I propose to develop a groundbreaking analytical approach for multi-omics of living individual cells to reveal variability in cellular behavior. This will be achieved by coupling a microfluidic device that enables controlled chemical exposure of a cell, to an efficient ionization probe for on-line time-resolved mass spectrometric measurements. By measuring the dynamics of each cell’s metabolome, lipidome, and secretome, novel insights into heterogeneity in intracellular activities will be gained. In addition, the level of heterogeneity will be uncovered through correlation with the cell’s transcriptome.

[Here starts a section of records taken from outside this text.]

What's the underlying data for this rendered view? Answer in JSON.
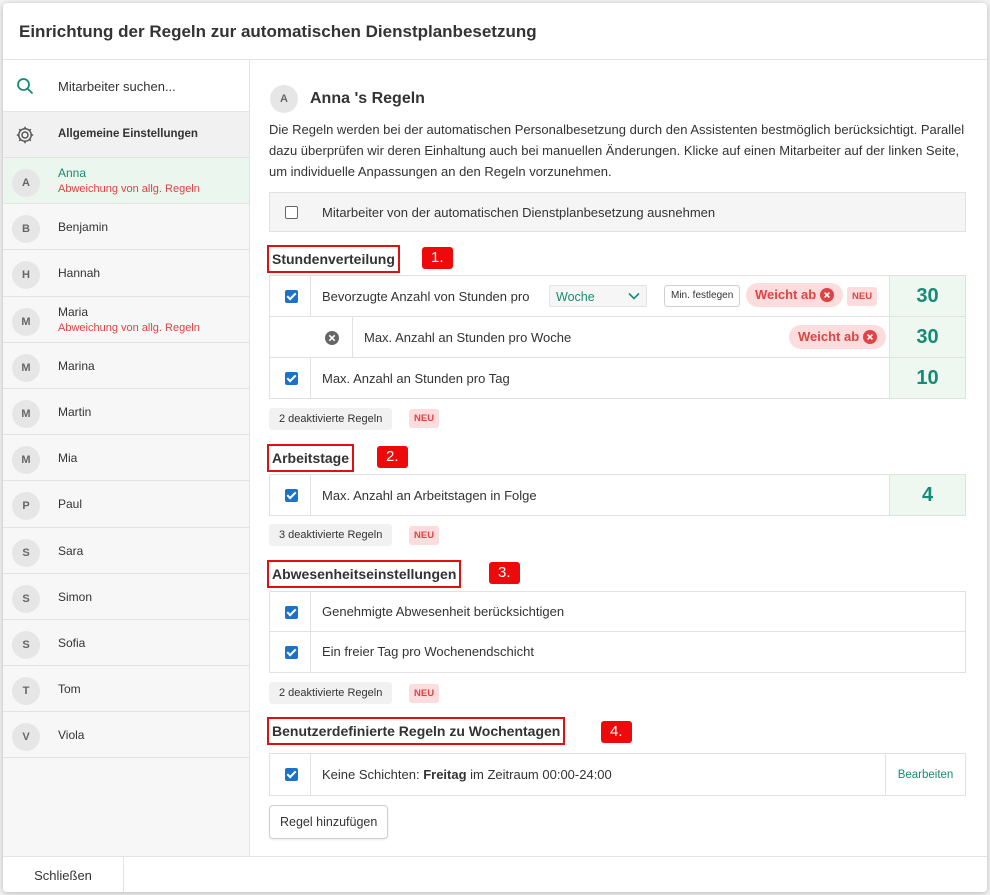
{
  "dialog": {
    "title": "Einrichtung der Regeln zur automatischen Dienstplanbesetzung"
  },
  "sidebar": {
    "search_placeholder": "Mitarbeiter suchen...",
    "settings_label": "Allgemeine Einstellungen",
    "employees": [
      {
        "initial": "A",
        "name": "Anna",
        "sub": "Abweichung von allg. Regeln",
        "active": true
      },
      {
        "initial": "B",
        "name": "Benjamin",
        "sub": ""
      },
      {
        "initial": "H",
        "name": "Hannah",
        "sub": ""
      },
      {
        "initial": "M",
        "name": "Maria",
        "sub": "Abweichung von allg. Regeln"
      },
      {
        "initial": "M",
        "name": "Marina",
        "sub": ""
      },
      {
        "initial": "M",
        "name": "Martin",
        "sub": ""
      },
      {
        "initial": "M",
        "name": "Mia",
        "sub": ""
      },
      {
        "initial": "P",
        "name": "Paul",
        "sub": ""
      },
      {
        "initial": "S",
        "name": "Sara",
        "sub": ""
      },
      {
        "initial": "S",
        "name": "Simon",
        "sub": ""
      },
      {
        "initial": "S",
        "name": "Sofia",
        "sub": ""
      },
      {
        "initial": "T",
        "name": "Tom",
        "sub": ""
      },
      {
        "initial": "V",
        "name": "Viola",
        "sub": ""
      }
    ]
  },
  "main": {
    "avatar": "A",
    "title": "Anna 's Regeln",
    "description": "Die Regeln werden bei der automatischen Personalbesetzung durch den Assistenten bestmöglich berücksichtigt. Parallel dazu überprüfen wir deren Einhaltung auch bei manuellen Änderungen. Klicke auf einen Mitarbeiter auf der linken Seite, um individuelle Anpassungen an den Regeln vorzunehmen.",
    "exclude_label": "Mitarbeiter von der automatischen Dienstplanbesetzung ausnehmen",
    "sections": {
      "stunden": {
        "title": "Stundenverteilung",
        "marker": "1.",
        "row1": {
          "label": "Bevorzugte Anzahl von Stunden pro",
          "select": "Woche",
          "min_button": "Min. festlegen",
          "pill": "Weicht ab",
          "neu": "NEU",
          "value": "30"
        },
        "row2": {
          "label": "Max. Anzahl an Stunden pro Woche",
          "pill": "Weicht ab",
          "value": "30"
        },
        "row3": {
          "label": "Max. Anzahl an Stunden pro Tag",
          "value": "10"
        },
        "deactivated": "2 deaktivierte Regeln",
        "neu": "NEU"
      },
      "arbeitstage": {
        "title": "Arbeitstage",
        "marker": "2.",
        "row1": {
          "label": "Max. Anzahl an Arbeitstagen in Folge",
          "value": "4"
        },
        "deactivated": "3 deaktivierte Regeln",
        "neu": "NEU"
      },
      "abwesenheit": {
        "title": "Abwesenheitseinstellungen",
        "marker": "3.",
        "row1": {
          "label": "Genehmigte Abwesenheit berücksichtigen"
        },
        "row2": {
          "label": "Ein freier Tag pro Wochenendschicht"
        },
        "deactivated": "2 deaktivierte Regeln",
        "neu": "NEU"
      },
      "custom": {
        "title": "Benutzerdefinierte Regeln zu Wochentagen",
        "marker": "4.",
        "row1": {
          "prefix": "Keine Schichten: ",
          "bold": "Freitag",
          "suffix": " im Zeitraum 00:00-24:00",
          "edit": "Bearbeiten"
        }
      }
    },
    "add_button": "Regel hinzufügen"
  },
  "footer": {
    "close_label": "Schließen"
  },
  "colors": {
    "accent": "#168b76",
    "checkbox": "#1b73c9",
    "danger": "#e04343",
    "marker": "#ee0a0a"
  }
}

A special emphasis will be given to characterize individual β-cells that are key regulators of blood glucose by insulin secretion and whose dysfunction leads to type 2 diabetes. The behavior of individual β-cells is heterogeneous and ranges from complete failure to secrete insulin to compensating with increased secretion. I will use the single-cell multi-omics approach to test the hypothesis that intracellular metabolism is the key to β-cell dysfunction, and analyze healthy and diabetic β-cells upon chemical exposure to establish i) their metabolic heterogeneity and differences, ii) variations and temporal dynamics in their metabolic behavior and iii) metabolic roadblocks that correlate with β-cell dysfunction.
The single-cell multi-omics approach will open new horizons for understanding cellular heterogeneity, realizing cellular behavior that promotes health, and identifying treatment targets.